次に、他社の業種限定の海外株式型の投資信託(純資産ランキングで上位)と、基準価額・手数料・利益(利益=分配金-手数料-信託報酬-信託財産留保額)分配利回り等を比較した。また、分配金のうち実際にファンドの収益が何%あるかも投信の健全性として比較した。さらに基準価額の増減も加味して3年後に100万円が赤字か黒字か?を計算した。その場合、過去1年間の基準価額の増減が今後3年間も繰り返し、分配金も現状維持と仮定した。計算上は「前年比で基準価額がマイナス5%なら、1~3年後も5%ずつ減額すると仮定し、3年分の分配金を足すと元金100万円はプラスか?」※増減率は基準価額が1年前から何%下落したか?を表す。一般的な騰落率とは異なる数値。信託財産留保額は投信を解約時に発生する0.5%の費用

商品名 野村
高配当インフラ株
通貨セレクト
日興
資源ファンド
レアル
日興
資源ファンド
ランド
DIAM
米国住宅株
1209
ピクテ
バイオ医薬品
ヘッジなし
基準価額 12,090円 5,814円 5,269円 11,165円 12,114円
増減率 +20.9% -24.5% -31.8% +11.7% +18.6%
手数料 4.0% 3.0% 3.0% 4.0% 3.0%
信託報酬 0.88% 1.00% 1.00% 1.50% 1.90%
分配利回り 9.0% 23.8% 26.3% -1.5% 11.0%
3年分の
分配利益額
226,367円 683,034円 759,890円 -90,000円 299,330円
分配金と収益
比率
\100=?
(?%)
\120=\120
(100%)
\120=\120
(100%)
- \130>\35
(26%)
100万で3年運用
※基準価額
増減考慮
1,993,539円 1,113,682円 1,077,697円 1,301,798円 1,966,654円
最終予想
利回り
25.8% 3.6% 2.5% 9.1% 25.2%
海外株式型の特定セクターファンドの比較表(野村高配当インフラ関連株(通貨セレクト)・日興 資源ファンドレアル・日興 資源ファンド ランド・DIAM米国住宅株1209・ピクテ バイオ医薬品ヘッジなし)

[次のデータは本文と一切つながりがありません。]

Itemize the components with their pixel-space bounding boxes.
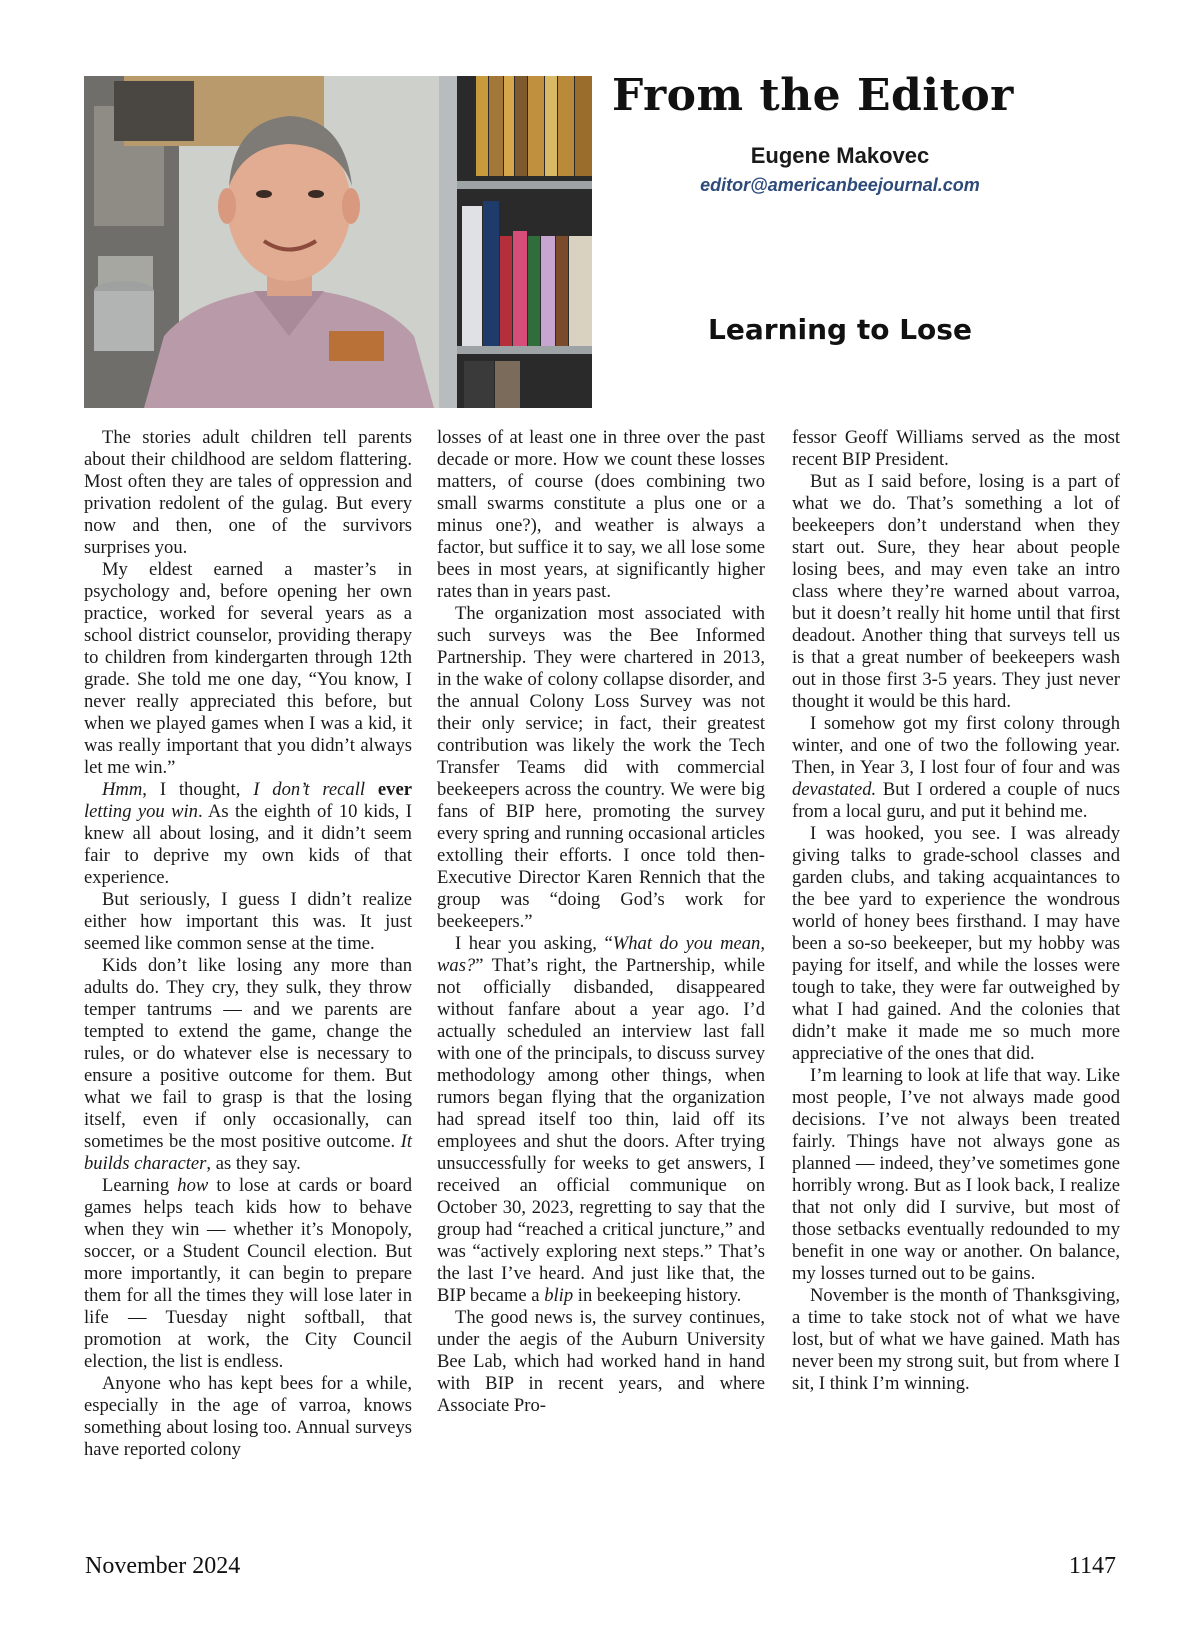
paragraph: Kids don’t like losing any more than adults do. They cry, they sulk, they throw temper tantrums — and we parents are tempted to extend the game, change the rules, or do whatever else is necessary to ensure a positive outcome for them. But what we fail to grasp is that the losing itself, even if only occasionally, can sometimes be the most positive outcome. It builds character, as they say. bbox=[84, 955, 412, 1174]
issue-date: November 2024 bbox=[85, 1553, 241, 1579]
page-number: 1147 bbox=[1068, 1553, 1116, 1579]
paragraph: I somehow got my first colony through winter, and one of two the following year. Then, in Year 3, I lost four of four and was devastated. But I ordered a couple of nucs from a local guru, and put it behind me. bbox=[792, 713, 1120, 822]
paragraph: But as I said before, losing is a part of what we do. That’s something a lot of beekeepers don’t understand when they start out. Sure, they hear about people losing bees, and may even take an intro class where they’re warned about varroa, but it doesn’t really hit home until that first deadout. Another thing that surveys tell us is that a great number of beekeepers wash out in those first 3-5 years. They just never thought it would be this hard. bbox=[792, 471, 1120, 712]
article-title: Learning to Lose bbox=[708, 313, 972, 346]
paragraph: The organization most associated with such surveys was the Bee Informed Partnership. They were chartered in 2013, in the wake of colony collapse disorder, and the annual Colony Loss Survey was not their only service; in fact, their greatest contribution was likely the work the Tech Transfer Teams did with commercial beekeepers across the country. We were big fans of BIP here, promoting the survey every spring and running occasional articles extolling their efforts. I once told then-Executive Director Karen Rennich that the group was “doing God’s work for beekeepers.” bbox=[437, 603, 765, 932]
paragraph: The stories adult children tell parents about their childhood are seldom flattering. Most often they are tales of oppression and privation redolent of the gulag. But every now and then, one of the survivors surprises you. bbox=[84, 427, 412, 558]
paragraph: I was hooked, you see. I was already giving talks to grade-school classes and garden clubs, and taking acquaintances to the bee yard to experience the wondrous world of honey bees firsthand. I may have been a so-so beekeeper, but my hobby was paying for itself, and while the losses were tough to take, they were far outweighed by what I had gained. And the colonies that didn’t make it made me so much more appreciative of the ones that did. bbox=[792, 823, 1120, 1064]
article-column-1 bbox=[84, 427, 412, 1461]
paragraph: losses of at least one in three over the past decade or more. How we count these losses matters, of course (does combining two small swarms constitute a plus one or a minus one?), and weather is always a factor, but suffice it to say, we all lose some bees in most years, at significantly higher rates than in years past. bbox=[437, 427, 765, 602]
paragraph: My eldest earned a master’s in psychology and, before opening her own practice, worked for several years as a school district counselor, providing therapy to children from kindergarten through 12th grade. She told me one day, “You know, I never really appreciated this before, but when we played games when I was a kid, it was really important that you didn’t always let me win.” bbox=[84, 559, 412, 778]
paragraph: Learning how to lose at cards or board games helps teach kids how to behave when they win — whether it’s Monopoly, soccer, or a Student Council election. But more importantly, it can begin to prepare them for all the times they will lose later in life — Tuesday night softball, that promotion at work, the City Council election, the list is endless. bbox=[84, 1175, 413, 1372]
paragraph: November is the month of Thanksgiving, a time to take stock not of what we have lost, but of what we have gained. Math has never been my strong suit, but from where I sit, I think I’m winning. bbox=[792, 1285, 1120, 1394]
section-title: From the Editor bbox=[612, 70, 1014, 121]
editor-photo bbox=[84, 76, 592, 408]
article-column-2 bbox=[437, 427, 765, 1417]
paragraph: I’m learning to look at life that way. Like most people, I’ve not always made good decisions. I’ve not always been treated fairly. Things have not always gone as planned — indeed, they’ve sometimes gone horribly wrong. But as I look back, I realize that not only did I survive, but most of those setbacks eventually redounded to my benefit in one way or another. On balance, my losses turned out to be gains. bbox=[792, 1065, 1120, 1284]
author-email[interactable]: editor@americanbeejournal.com bbox=[700, 175, 980, 195]
article-column-3 bbox=[792, 427, 1120, 1395]
paragraph: fessor Geoff Williams served as the most recent BIP President. bbox=[792, 427, 1120, 470]
paragraph: But seriously, I guess I didn’t realize either how important this was. It just seemed like common sense at the time. bbox=[84, 889, 412, 954]
paragraph: Hmm, I thought, I don’t recall ever letting you win. As the eighth of 10 kids, I knew all about losing, and it didn’t seem fair to deprive my own kids of that experience. bbox=[84, 779, 412, 888]
editor-portrait-icon bbox=[84, 76, 592, 408]
author-name: Eugene Makovec bbox=[750, 143, 930, 168]
paragraph: I hear you asking, “What do you mean, was?” That’s right, the Partnership, while not officially disbanded, disappeared without fanfare about a year ago. I’d actually scheduled an interview last fall with one of the principals, to discuss survey methodology among other things, when rumors began flying that the organization had spread itself too thin, laid off its employees and shut the doors. After trying unsuccessfully for weeks to get answers, I received an official communique on October 30, 2023, regretting to say that the group had “reached a critical juncture,” and was “actively exploring next steps.” That’s the last I’ve heard. And just like that, the BIP became a blip in beekeeping history. bbox=[437, 933, 765, 1306]
paragraph: The good news is, the survey continues, under the aegis of the Auburn University Bee Lab, which had worked hand in hand with BIP in recent years, and where Associate Pro- bbox=[437, 1307, 765, 1416]
paragraph: Anyone who has kept bees for a while, especially in the age of varroa, knows something about losing too. Annual surveys have reported colony bbox=[84, 1373, 412, 1460]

上図で「ピクテ・バイオ医薬品ファンド」を比較したが、まず基準価額が1年前の2012年3月の10,216円から18%も上昇しているのは評価できる。これには2012年11月からの円安も寄与している部分が大きいだろうが、そもそもNYダウ・ナスダック等の株価指数が上昇しているように、米国の株式相場が堅調であったのも大きなプラス要因になっている。基準価額がプラスに転じていることから、分配利回りが低いかと思いきや11%と健闘している。他社投信のように基準価額を大きく削って分配金には回していないようにも見える。しかし、運用報告書を見ると毎月の130円の分配金は、毎月のファンドの収益から100%出している月と、原資を削って分配金を出している月だがある。それを平均すると26%にしかならず、130円の分配金のうち、74%は原資(資産)を削って赤字で分配金を出していることになる。投信の健全さではイマイチといえる。

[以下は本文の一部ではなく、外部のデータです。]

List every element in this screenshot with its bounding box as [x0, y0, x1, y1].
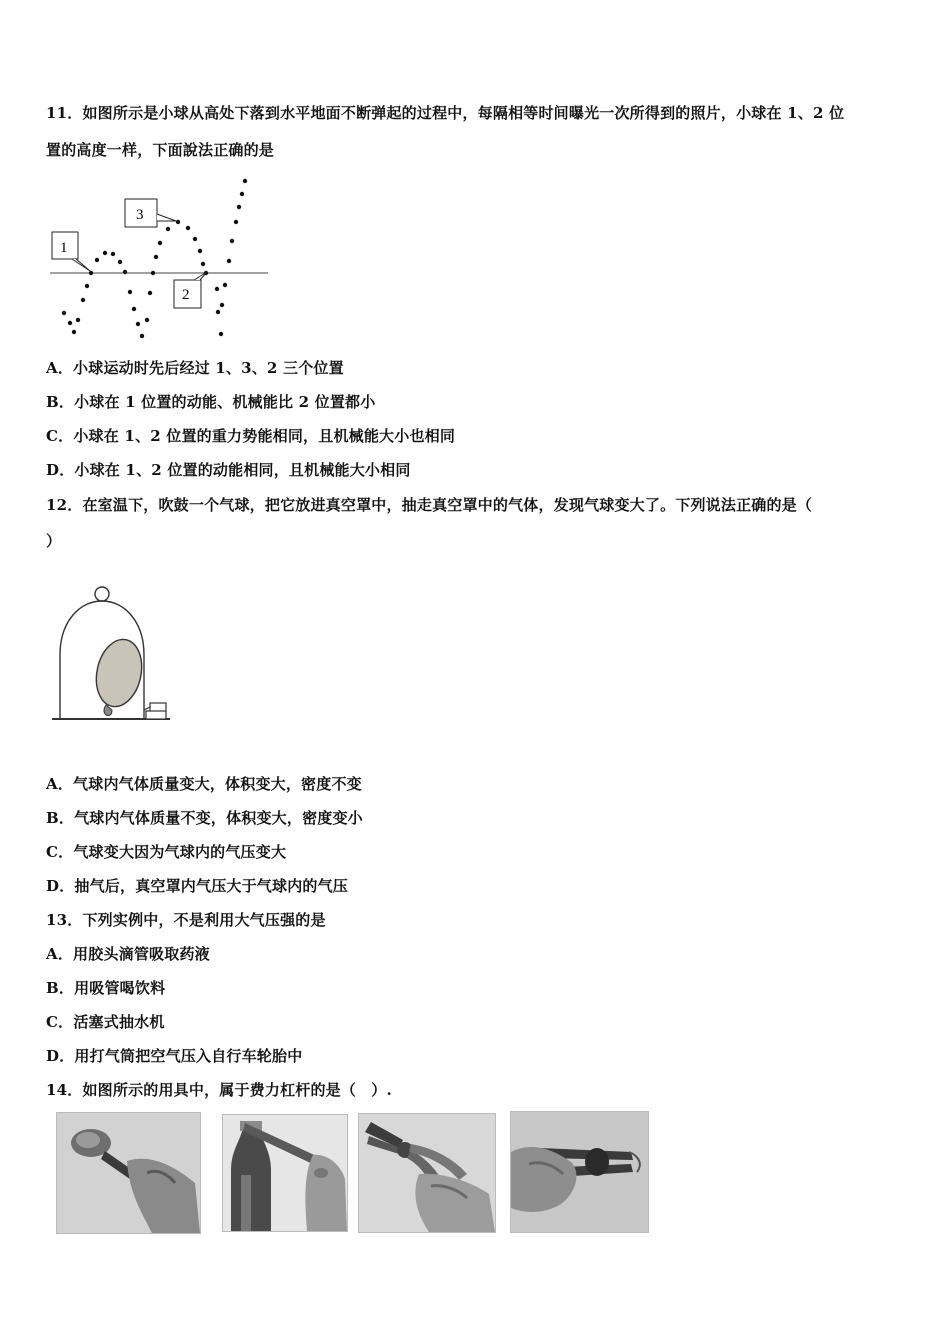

また、外国株式、それもバイオ医薬品に限定した企業の選別となると手間を要するのは分かるが手数料が3%で信託報酬が1.9%と高額だ。以上の数字を計算すると最終予想利回りは25%と非常に優秀な数字になった。ただし、これは2012年後半の円安効果で来年も同等のパフォーマンス維持は厳しいはずだ。よくて10~15%が妥当で、市場環境次第ではプラマイゼロかマイナスもありえる。

結論としては、小額投資で爆発力に賭けて購入するなら悪くなさそうだ。投資している市場が拡大傾向で、今後も伸びるジャンルというのが良い。さらにチャートを見ると2004年からの運用で、1万円を割っても回復してくるのも好感できる。2013年以降も20%以上の円安が進むかは大いに疑問で、株式に投資する投信のため不安定さは否めないが、一興として購入してみる価値はありそうだ。